On July 20 at 9:12 am, New Shepard took off from Blue Origin’s launch site in West Texas. The craft reached an altitude of 107 kilometers before deploying parachutes and descending back to earth, while the booster stage successfully made a powered landing. The flight thus beat Branson's flight in terms of altitude by 23 km. The flight lasted ten minutes.
The four passengers on board were Blue Origin founder Jeff Bezos, his brother Mark, Wally Funk, and Oliver Daemen. Daemen, a Dutch teenager, had bid for the seat on an online auction. While he had won a seat on the second commercial flight, the actual auction winner had a scheduling conflict and will thus join a later flight. At the age of 18, he's the youngest person to have gone to space and Blue Origin’s first commercial passenger.

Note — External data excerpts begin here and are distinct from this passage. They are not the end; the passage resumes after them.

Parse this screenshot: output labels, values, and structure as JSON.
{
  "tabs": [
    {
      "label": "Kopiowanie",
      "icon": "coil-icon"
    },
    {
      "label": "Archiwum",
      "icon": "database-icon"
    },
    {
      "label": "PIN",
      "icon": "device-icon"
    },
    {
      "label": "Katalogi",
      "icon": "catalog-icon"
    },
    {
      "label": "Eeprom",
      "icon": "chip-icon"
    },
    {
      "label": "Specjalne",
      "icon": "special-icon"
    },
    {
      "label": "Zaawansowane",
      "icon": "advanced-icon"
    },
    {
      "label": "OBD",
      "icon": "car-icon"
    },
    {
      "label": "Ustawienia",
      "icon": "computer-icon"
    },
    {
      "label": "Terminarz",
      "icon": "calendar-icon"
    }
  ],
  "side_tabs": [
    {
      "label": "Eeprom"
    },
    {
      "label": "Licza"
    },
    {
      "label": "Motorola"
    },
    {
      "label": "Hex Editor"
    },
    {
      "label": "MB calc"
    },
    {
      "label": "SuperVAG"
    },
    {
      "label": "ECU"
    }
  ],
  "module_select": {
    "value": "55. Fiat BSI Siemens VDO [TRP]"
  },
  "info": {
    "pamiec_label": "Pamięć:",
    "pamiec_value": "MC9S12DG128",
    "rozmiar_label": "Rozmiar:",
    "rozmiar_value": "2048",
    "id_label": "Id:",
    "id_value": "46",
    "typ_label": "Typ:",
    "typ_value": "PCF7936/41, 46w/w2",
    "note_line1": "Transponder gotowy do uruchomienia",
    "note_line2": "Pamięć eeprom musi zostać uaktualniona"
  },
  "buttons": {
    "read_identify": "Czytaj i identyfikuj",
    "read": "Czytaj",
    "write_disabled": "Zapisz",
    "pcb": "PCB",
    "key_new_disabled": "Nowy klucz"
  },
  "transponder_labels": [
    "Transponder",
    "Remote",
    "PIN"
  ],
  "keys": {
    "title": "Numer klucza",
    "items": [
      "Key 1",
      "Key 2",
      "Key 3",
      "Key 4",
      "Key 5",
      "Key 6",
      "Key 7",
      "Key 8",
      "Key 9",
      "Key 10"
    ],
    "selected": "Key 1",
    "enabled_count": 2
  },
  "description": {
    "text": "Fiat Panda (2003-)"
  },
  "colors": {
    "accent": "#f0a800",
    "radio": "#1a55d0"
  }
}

This flight was noteworthy in multiple different ways. Perhaps as a display of faith in the craft since the passengers were the very first to travel aboard New Shepard. While it's previously flown, it's only been done with inanimate cargo. Blue Origin intends to conduct another two manned and one unmanned flight this year.
New Shepard
Blue Origin's craft is called New Shepard, after Alan Shepard, the first American in space. Unlike its primary competitor, Virgin Galactic’s SpaceShip2, New Shepard is a fairly conventional rocket consisting of a crew capsule and a rocket module called “Propulsion Module.” The craft is designed to fly autonomously, thus not requiring an actual crew or even ground control. It's also fully reusable, which is achieved by letting both stages fire off their rocket engines during the closing seconds of the flight to achieve a safe landing velocity. The craft flew for the first time in 2015.
Wally Funk
Apart from Bezos himself, the perhaps most note-worthy passenger on the flight was Wally Funk. Funk is an accomplished aviator, beginning her career as a flight instructor at the age of 20. She has been the chief pilot for five aviation schools. The aviator herself claims to have clocked over 19’000 flight hours. Funk joined the Mercury 13 program in 1961 and began training to be an astronaut, but the program was shut down before her training was finished. Yet, she continued to pursue space travel, applying to NASA multiple times in the 1970s, when they began accepting female astronauts but was turned down due to lacking an engineering degree or prior experience as a test pilot.
This flight had been long-awaited by Funk, who at 82 years old became the oldest person to go to space. Upon her return, the charismatic aviator stated: “We had a great time, it was wonderful. I wanna go again, fast!”. Indeed, Funk paid $200’000 a decade ago to fly with Virgin Galactic, and according to a statement by her agent, Loretta Hall, Funk still intends to make that flight.